1) An ideal gas occupies a volume of 0.60 m^3 at 5atm and 400K. What volume does it occupy at 4.0atm and a temp of 200K?
I know how to find the volume with the m^3 and the atm but it threw me off since it gives the 4.0 atm and the temp 200K.
The quantity P V/T remains constant when the number of moles remains the same.
Therefore
P1 V1/T1 = P2 V2/T2
"V2" is the final volume.
V2 = V1*(P1/P2)*(T2/T1)
= 0.60 m^3 * (5/4)*(200/400)
= ___ m^3
To solve this problem, you can use the ideal gas law, which states:
PV = nRT
Where:
P is the pressure
V is the volume
n is the number of moles of gas
R is the ideal gas constant
T is the temperature in Kelvin
In this case, you are given the initial volume (V1), initial pressure (P1), initial temperature (T1), as well as the final pressure (P2) and final temperature (T2). You are asked to find the final volume (V2).
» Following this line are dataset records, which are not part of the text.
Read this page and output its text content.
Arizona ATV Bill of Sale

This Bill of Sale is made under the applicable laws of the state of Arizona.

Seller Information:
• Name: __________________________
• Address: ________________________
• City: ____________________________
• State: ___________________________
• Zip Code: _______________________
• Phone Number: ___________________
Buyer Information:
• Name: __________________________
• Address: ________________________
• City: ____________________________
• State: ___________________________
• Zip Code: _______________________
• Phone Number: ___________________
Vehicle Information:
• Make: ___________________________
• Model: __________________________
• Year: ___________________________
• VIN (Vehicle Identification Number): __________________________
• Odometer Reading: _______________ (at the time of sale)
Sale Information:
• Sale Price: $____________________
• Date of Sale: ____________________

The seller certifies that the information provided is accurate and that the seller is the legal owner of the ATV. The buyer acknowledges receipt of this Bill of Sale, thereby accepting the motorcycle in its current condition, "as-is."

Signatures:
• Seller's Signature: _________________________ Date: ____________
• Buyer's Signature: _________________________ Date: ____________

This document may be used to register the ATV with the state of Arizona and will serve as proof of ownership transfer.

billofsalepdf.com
To solve for V2, you can rearrange the ideal gas law equation as follows:
V1/T1 = V2/T2 * (P2/P1)
To plug in the values:
V1 = 0.60 m^3
P1 = 5 atm
T1 = 400 K
P2 = 4.0 atm
T2 = 200 K
Now, let's substitute the values into the equation:
0.60 m^3 / 400 K = V2 / 200 K * (4.0 atm / 5 atm)
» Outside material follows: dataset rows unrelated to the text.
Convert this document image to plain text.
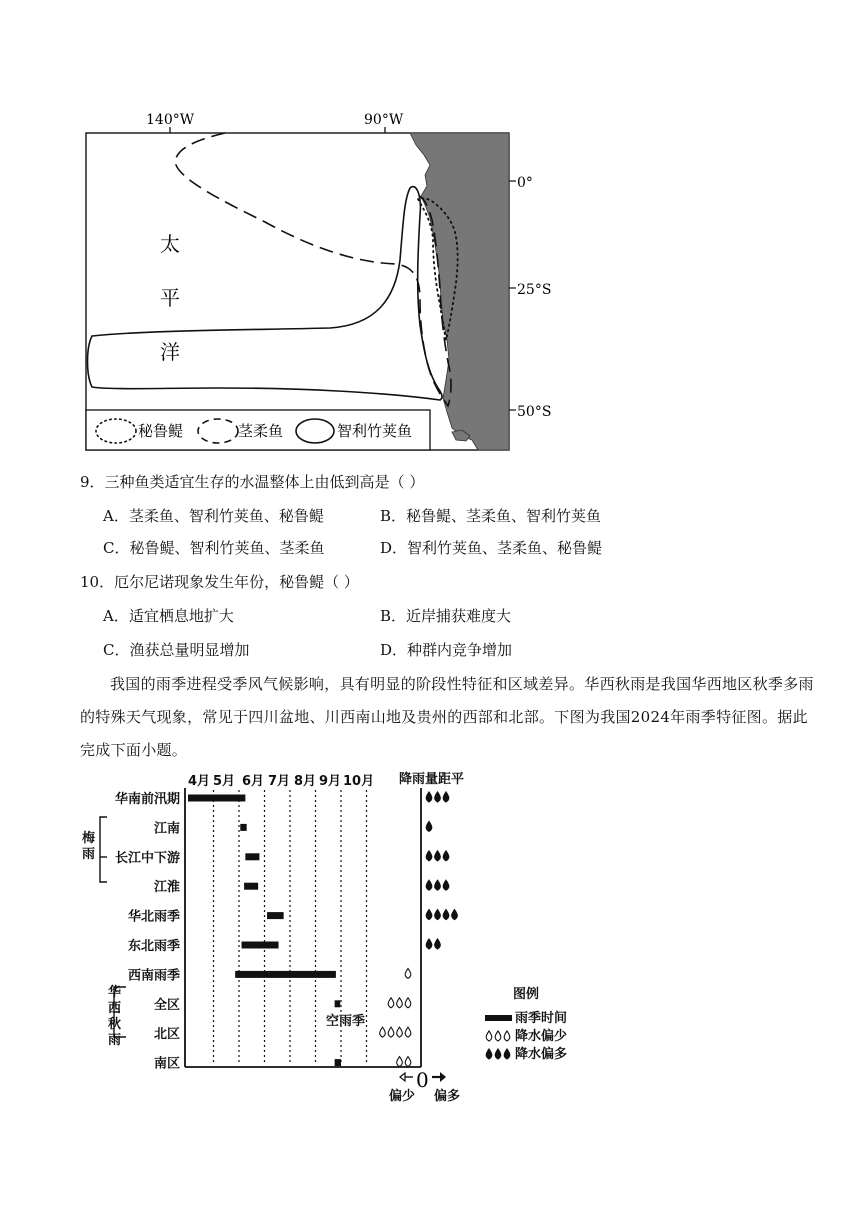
140°W	90°W
0°
25°S
50°S
太
平
洋
秘鲁鳀	茎柔鱼	智利竹荚鱼
9．三种鱼类适宜生存的水温整体上由低到高是（ ）
A．茎柔鱼、智利竹荚鱼、秘鲁鳀	B．秘鲁鳀、茎柔鱼、智利竹荚鱼
C．秘鲁鳀、智利竹荚鱼、茎柔鱼	D．智利竹荚鱼、茎柔鱼、秘鲁鳀
10．厄尔尼诺现象发生年份，秘鲁鳀（ ）
A．适宜栖息地扩大	B．近岸捕获难度大
C．渔获总量明显增加	D．种群内竞争增加
我国的雨季进程受季风气候影响，具有明显的阶段性特征和区域差异。华西秋雨是我国华西地区秋季多雨的特殊天气现象，常见于四川盆地、川西南山地及贵州的西部和北部。下图为我国2024年雨季特征图。据此完成下面小题。
4月 5月 6月 7月 8月 9月 10月 降雨量距平
梅雨
华西秋雨
空雨季
0
偏少 偏多
图例
雨季时间
降水偏少
降水偏多
华南前汛期
江南
长江中下游
江淮
华北雨季
东北雨季
西南雨季
全区
北区
南区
Next, simplify the equation:
0.0015 m^3/K = V2 / 200 K * (0.8)
To isolate V2, multiply both sides of the equation by 200 K:
0.3 m^3 = V2 * 0.8
Finally, divide both sides of the equation by 0.8 to solve for V2:
V2 = 0.375 m^3
Therefore, the gas occupies a volume of 0.375 m^3 at 4.0 atm and a temperature of 200 K.